Friday, 24 August 2012

Camino del Norte: Irun to Bilbao

I am now hiking one of the many Caminos and therefore I guess I am technically a pilgrim now! I must admit that I was a bit afraid of this stretch. I was worried about horrible fellow hikers, lots of pavement and boring hiking. And although some of this is true so far I am enjoying the Camino. There is a lot of pavement (and so much more than on any other part of this hike) but most of it is on concrete pistas with no traffic at all or very quiet country lanes so it is quiet bearable. The hiking has been very different but not boring. There definitely is no pristine wilderness here, but you see a lot of quite charming villages and a very different side of Spain. My fellow hikers have been a very positive surprise. After reading a couple of books written by ex pilgrims and visiting a German pilgrim´s forum I had been afraid that there would be more Germans than anyone else but the overwhelming majority of pilgrims are Spanish. Which gives me a great opportunity to practice my language skills.

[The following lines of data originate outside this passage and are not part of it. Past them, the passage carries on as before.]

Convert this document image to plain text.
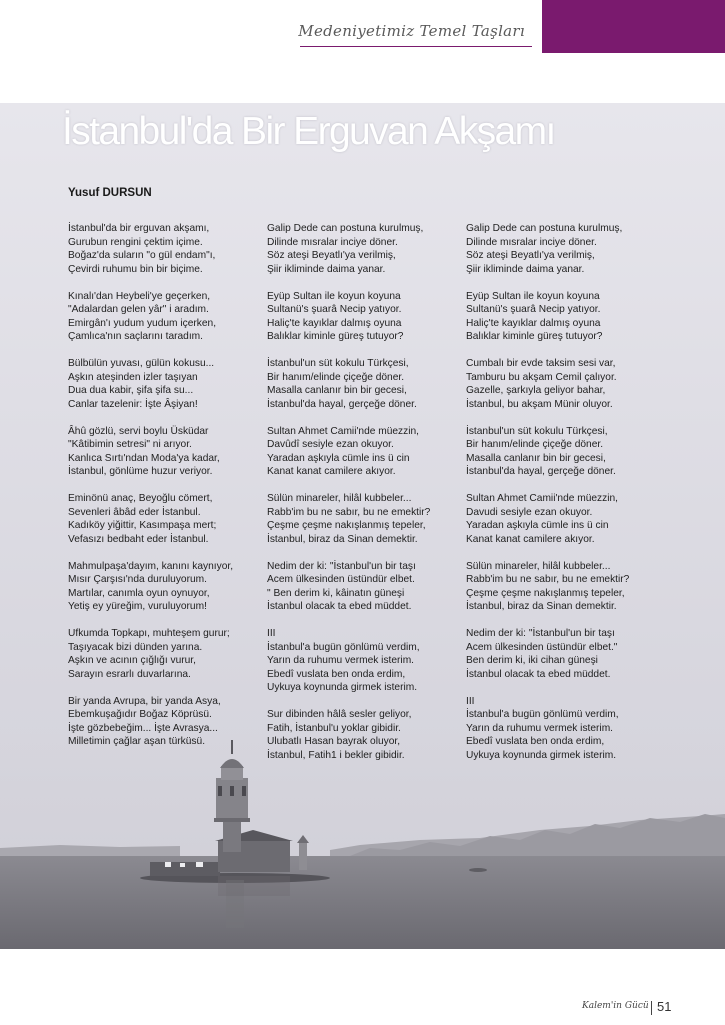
Medeniyetimiz Temel Taşları
İstanbul'da Bir Erguvan Akşamı
Yusuf DURSUN
İstanbul'da bir erguvan akşamı,
Gurubun rengini çektim içime.
Boğaz'da suların "o gül endam"ı,
Çevirdi ruhumu bin bir biçime.
Kınalı'dan Heybeli'ye geçerken,
"Adalardan gelen yâr" i aradım.
Emirgân'ı yudum yudum içerken,
Çamlıca'nın saçlarını taradım.
Bülbülün yuvası, gülün kokusu...
Aşkın ateşinden izler taşıyan
Dua dua kabir, şifa şifa su...
Canlar tazelenir: İşte Âşiyan!
Âhû gözlü, servi boylu Üsküdar
"Kâtibimin setresi" ni arıyor.
Kanlıca Sırtı'ndan Moda'ya kadar,
İstanbul, gönlüme huzur veriyor.
Eminönü anaç, Beyoğlu cömert,
Sevenleri âbâd eder İstanbul.
Kadıköy yiğittir, Kasımpaşa mert;
Vefasızı bedbaht eder İstanbul.
Mahmulpaşa'dayım, kanını kaynıyor,
Mısır Çarşısı'nda duruluyorum.
Martılar, canımla oyun oynuyor,
Yetiş ey yüreğim, vuruluyorum!
Ufkumda Topkapı, muhteşem gurur;
Taşıyacak bizi dünden yarına.
Aşkın ve acının çığlığı vurur,
Sarayın esrarlı duvarlarına.
Bir yanda Avrupa, bir yanda Asya,
Ebemkuşağıdır Boğaz Köprüsü.
İşte gözbebeğim... İşte Avrasya...
Milletimin çağlar aşan türküsü.
Galip Dede can postuna kurulmuş,
Dilinde mısralar inciye döner.
Söz ateşi Beyatlı'ya verilmiş,
Şiir ikliminde daima yanar.
Eyüp Sultan ile koyun koyuna
Sultanü's şuarâ Necip yatıyor.
Haliç'te kayıklar dalmış oyuna
Balıklar kiminle güreş tutuyor?
İstanbul'un süt kokulu Türkçesi,
Bir hanım/elinde çiçeğe döner.
Masalla canlanır bin bir gecesi,
İstanbul'da hayal, gerçeğe döner.
Sultan Ahmet Camii'nde müezzin,
Davûdî sesiyle ezan okuyor.
Yaradan aşkıyla cümle ins ü cin
Kanat kanat camilere akıyor.
Sülün minareler, hilâl kubbeler...
Rabb'im bu ne sabır, bu ne emektir?
Çeşme çeşme nakışlanmış tepeler,
İstanbul, biraz da Sinan demektir.
Nedim der ki: "İstanbul'un bir taşı
Acem ülkesinden üstündür elbet.
" Ben derim ki, kâinatın güneşi
İstanbul olacak ta ebed müddet.
III
İstanbul'a bugün gönlümü verdim,
Yarın da ruhumu vermek isterim.
Ebedî vuslata ben onda erdim,
Uykuya koynunda girmek isterim.
Sur dibinden hâlâ sesler geliyor,
Fatih, İstanbul'u yoklar gibidir.
Ulubatlı Hasan bayrak oluyor,
İstanbul, Fatih1 i bekler gibidir.
Galip Dede can postuna kurulmuş,
Dilinde mısralar inciye döner.
Söz ateşi Beyatlı'ya verilmiş,
Şiir ikliminde daima yanar.
Eyüp Sultan ile koyun koyuna
Sultanü's şuarâ Necip yatıyor.
Haliç'te kayıklar dalmış oyuna
Balıklar kiminle güreş tutuyor?
Cumbalı bir evde taksim sesi var,
Tamburu bu akşam Cemil çalıyor.
Gazelle, şarkıyla geliyor bahar,
İstanbul, bu akşam Münir oluyor.
İstanbul'un süt kokulu Türkçesi,
Bir hanım/elinde çiçeğe döner.
Masalla canlanır bin bir gecesi,
İstanbul'da hayal, gerçeğe döner.
Sultan Ahmet Camii'nde müezzin,
Davudi sesiyle ezan okuyor.
Yaradan aşkıyla cümle ins ü cin
Kanat kanat camilere akıyor.
Sülün minareler, hilâl kubbeler...
Rabb'im bu ne sabır, bu ne emektir?
Çeşme çeşme nakışlanmış tepeler,
İstanbul, biraz da Sinan demektir.
Nedim der ki: "İstanbul'un bir taşı
Acem ülkesinden üstündür elbet."
Ben derim ki, iki cihan güneşi
İstanbul olacak ta ebed müddet.
III
İstanbul'a bugün gönlümü verdim,
Yarın da ruhumu vermek isterim.
Ebedî vuslata ben onda erdim,
Uykuya koynunda girmek isterim.
Kalem'in Gücü 51
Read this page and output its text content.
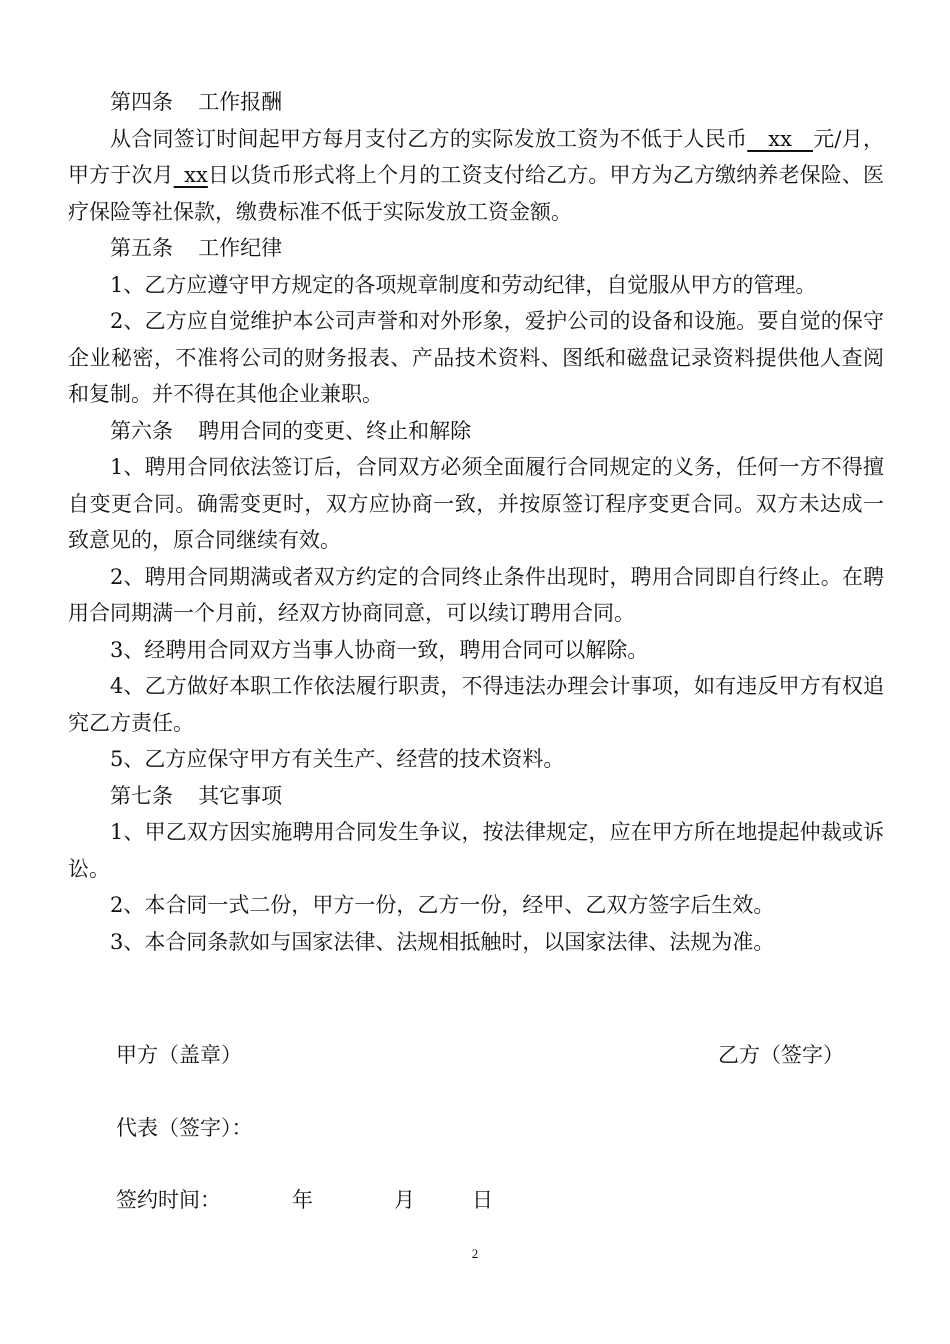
第四条 工作报酬

从合同签订时间起甲方每月支付乙方的实际发放工资为不低于人民币__xx__元/月，甲方于次月_xx日以货币形式将上个月的工资支付给乙方。甲方为乙方缴纳养老保险、医疗保险等社保款，缴费标准不低于实际发放工资金额。

第五条 工作纪律

1、乙方应遵守甲方规定的各项规章制度和劳动纪律，自觉服从甲方的管理。

2、乙方应自觉维护本公司声誉和对外形象，爱护公司的设备和设施。要自觉的保守企业秘密，不准将公司的财务报表、产品技术资料、图纸和磁盘记录资料提供他人查阅和复制。并不得在其他企业兼职。

第六条 聘用合同的变更、终止和解除

1、聘用合同依法签订后，合同双方必须全面履行合同规定的义务，任何一方不得擅自变更合同。确需变更时，双方应协商一致，并按原签订程序变更合同。双方未达成一致意见的，原合同继续有效。

2、聘用合同期满或者双方约定的合同终止条件出现时，聘用合同即自行终止。在聘用合同期满一个月前，经双方协商同意，可以续订聘用合同。

3、经聘用合同双方当事人协商一致，聘用合同可以解除。

4、乙方做好本职工作依法履行职责，不得违法办理会计事项，如有违反甲方有权追究乙方责任。

5、乙方应保守甲方有关生产、经营的技术资料。

第七条 其它事项

1、甲乙双方因实施聘用合同发生争议，按法律规定，应在甲方所在地提起仲裁或诉讼。

2、本合同一式二份，甲方一份，乙方一份，经甲、乙双方签字后生效。

3、本合同条款如与国家法律、法规相抵触时，以国家法律、法规为准。

甲方（盖章）	乙方（签字）
代表（签字）：
签约时间：	年	月	日
2
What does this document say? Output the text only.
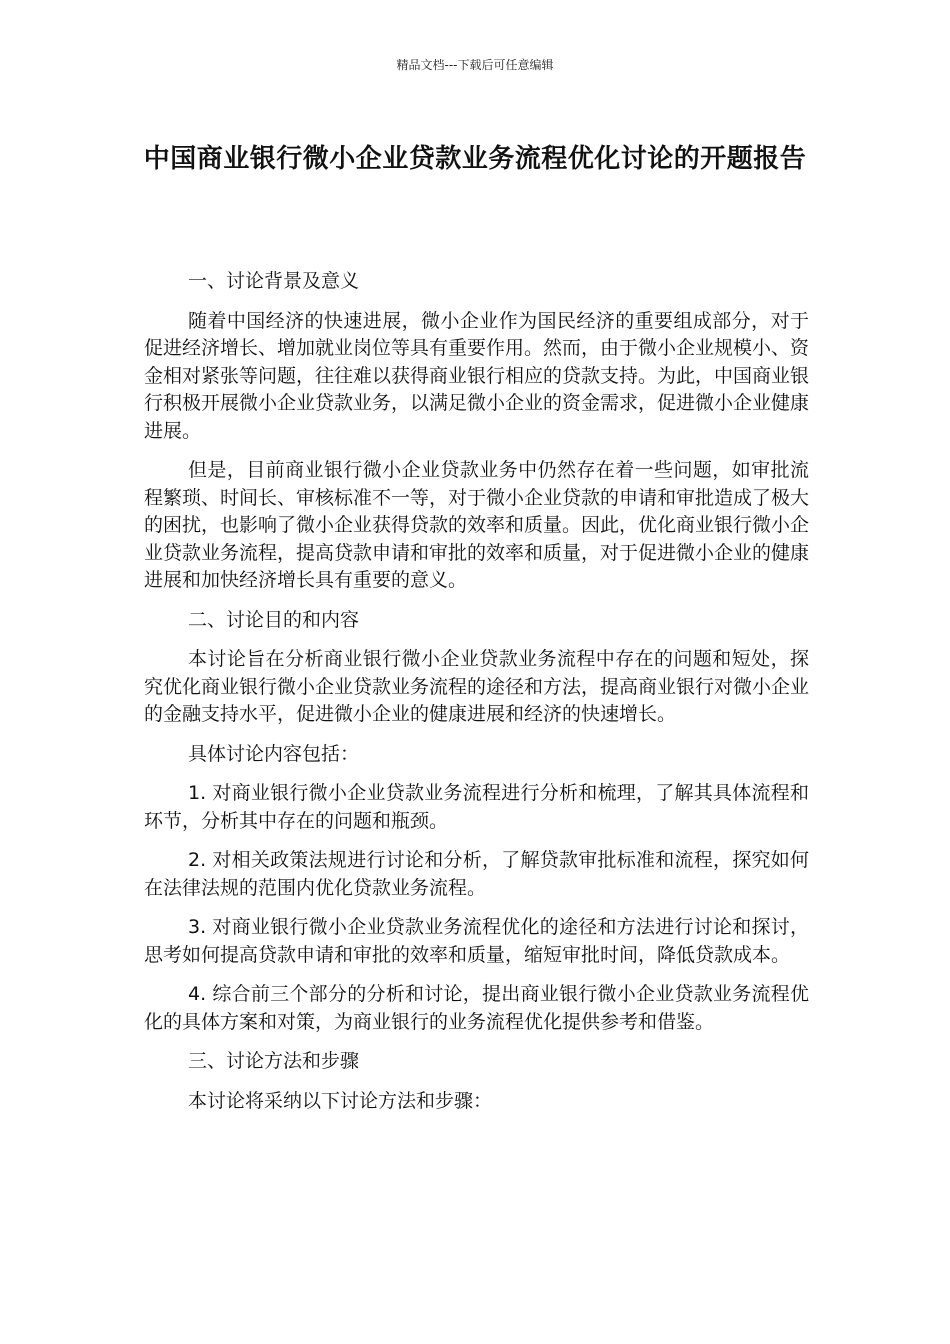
精品文档---下载后可任意编辑
中国商业银行微小企业贷款业务流程优化讨论的开题报告

一、讨论背景及意义

随着中国经济的快速进展，微小企业作为国民经济的重要组成部分，对于促进经济增长、增加就业岗位等具有重要作用。然而，由于微小企业规模小、资金相对紧张等问题，往往难以获得商业银行相应的贷款支持。为此，中国商业银行积极开展微小企业贷款业务，以满足微小企业的资金需求，促进微小企业健康进展。

但是，目前商业银行微小企业贷款业务中仍然存在着一些问题，如审批流程繁琐、时间长、审核标准不一等，对于微小企业贷款的申请和审批造成了极大的困扰，也影响了微小企业获得贷款的效率和质量。因此，优化商业银行微小企业贷款业务流程，提高贷款申请和审批的效率和质量，对于促进微小企业的健康进展和加快经济增长具有重要的意义。

二、讨论目的和内容

本讨论旨在分析商业银行微小企业贷款业务流程中存在的问题和短处，探究优化商业银行微小企业贷款业务流程的途径和方法，提高商业银行对微小企业的金融支持水平，促进微小企业的健康进展和经济的快速增长。

具体讨论内容包括：

1. 对商业银行微小企业贷款业务流程进行分析和梳理，了解其具体流程和环节，分析其中存在的问题和瓶颈。

2. 对相关政策法规进行讨论和分析，了解贷款审批标准和流程，探究如何在法律法规的范围内优化贷款业务流程。

3. 对商业银行微小企业贷款业务流程优化的途径和方法进行讨论和探讨，思考如何提高贷款申请和审批的效率和质量，缩短审批时间，降低贷款成本。

4. 综合前三个部分的分析和讨论，提出商业银行微小企业贷款业务流程优化的具体方案和对策，为商业银行的业务流程优化提供参考和借鉴。

三、讨论方法和步骤

本讨论将采纳以下讨论方法和步骤：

These pilgrims are a very friendly community like long distance hikers in the US. Everyone greets me and some are really eager to talk to me. Although most other hikers are not very experienced they are very friendly and I enjoy talking to them - especially since my personal contact with other pilgrims is very limited. Unlike everyone else I am camping most of the time whereas normal pilgrims stay in pilgrims´ hostels. Camping has turned out to be as difficult as expected. I am walking through a very populated area that is also very hilly and the vegetation very dense. So first of all I find to find a spot away from houses which is difficult enough. Then this spot has to be reasonably flat and free of blackberry bushes that are scratching up my legs and arms. I usually manage to find something but mostly I end up totally scratched up or sleeping on a slope!

I reluctantly left Irun but there were so many cities coming up where I would have to stay in hostels that I could not justify a full rest day. Only 20 odd kms from Irun to San Sebastian but I could not make up my mind whether I would try stealth camping, a pilgrim´s hostel or a normal hostel in San Sebastian. After leaving Irun I first came through a little fishing town where everyone was gathering along the port entrance. I wondered what was going on and was told that everyone was waiting for a huge cruise ship that was so big that it would hardly fit through the port entrance. I guess the captain must have been really nervous as it really was a tight fit. I then ran into my first fellow pilgrims who kept me talking but then I decided to give stealth camping a try. It was still relatively early but hiking further would get me into the city. I had found a halfway decent site when I realised that plenty of people were walking around - and that I would have to wait before I could set up my tent. I still felt a bit uncomfortable about camping so close to civilisation when all of a sudden the music started: A music group had settled close to my spot and entertained me with loud medieaval music. Knowing that this is Spain I realised that the music would go on forever - and decided to move on. My guidebook listed a youth hostel nearby that doubled as a pilgrim´s hostel. The receptionist greeted me very friendly and although there was a bed available she suggested that I should move on to the bigger city hostel with shops and restaurants nearby. She called ahead for me and made a reservation. "Only 40 minutes walk", she told me. I don´t know how she walks but it took me 1 1/2 hours and a full culture shock to get there.

San Sebastian
The walk through San Sebastion took me along the main paseo along the beach - on prime paseo time Sunday evening. The street was so crowded that I could hardly make my way through. I must say that after 4 months in the boon docks I was shocked to see so many people - and so many girls in ultrashort shorts. Hiking gets you a bit out of touch with fashion.... At nine o´clock I finally arrived at the city hostel where I was given a bed - but no food. All nearby places were closed in August on a Sunday night and I ended up eating in a Doner Kebab place.... Not the best of food, but I was so hungry!!! Again, very reluctantly I left San Sebastion the next day after shopping for guidebooks and food. But five days later I would be in Bilbao and there I wanted to spend a well deserved rest day with museums and shops.

Those five days were pretty hard. Although the hiking is very easy compared with the Pyrenees I had not thought of the climate. It was hot, but more importantly it was very humid and that was the biggest problem. I was sweating so profusely that sweat was dripping onto my guidebook when reading it. The climbs are very short and not too steep, but only the slightest physical exercise and all my clothes were soaking wet. Chafing has become a big problem again. Although I take a sponge bath every night before going to bed I feel sticky and uncomfortable. And this is very hilly country. I am still doing 1,000 m of elevation gain per day! Although there is plenty to see along the way I have sort of lost interest in churches and local museums. All I can get excited about is a shower. I had been looking forward to Gernika with its Peace Museum but it turned out to be very disappointing. But now I am in Bilbao and tomorrow will be my rest day - hurray! Guggenheim Museum is waiting for me!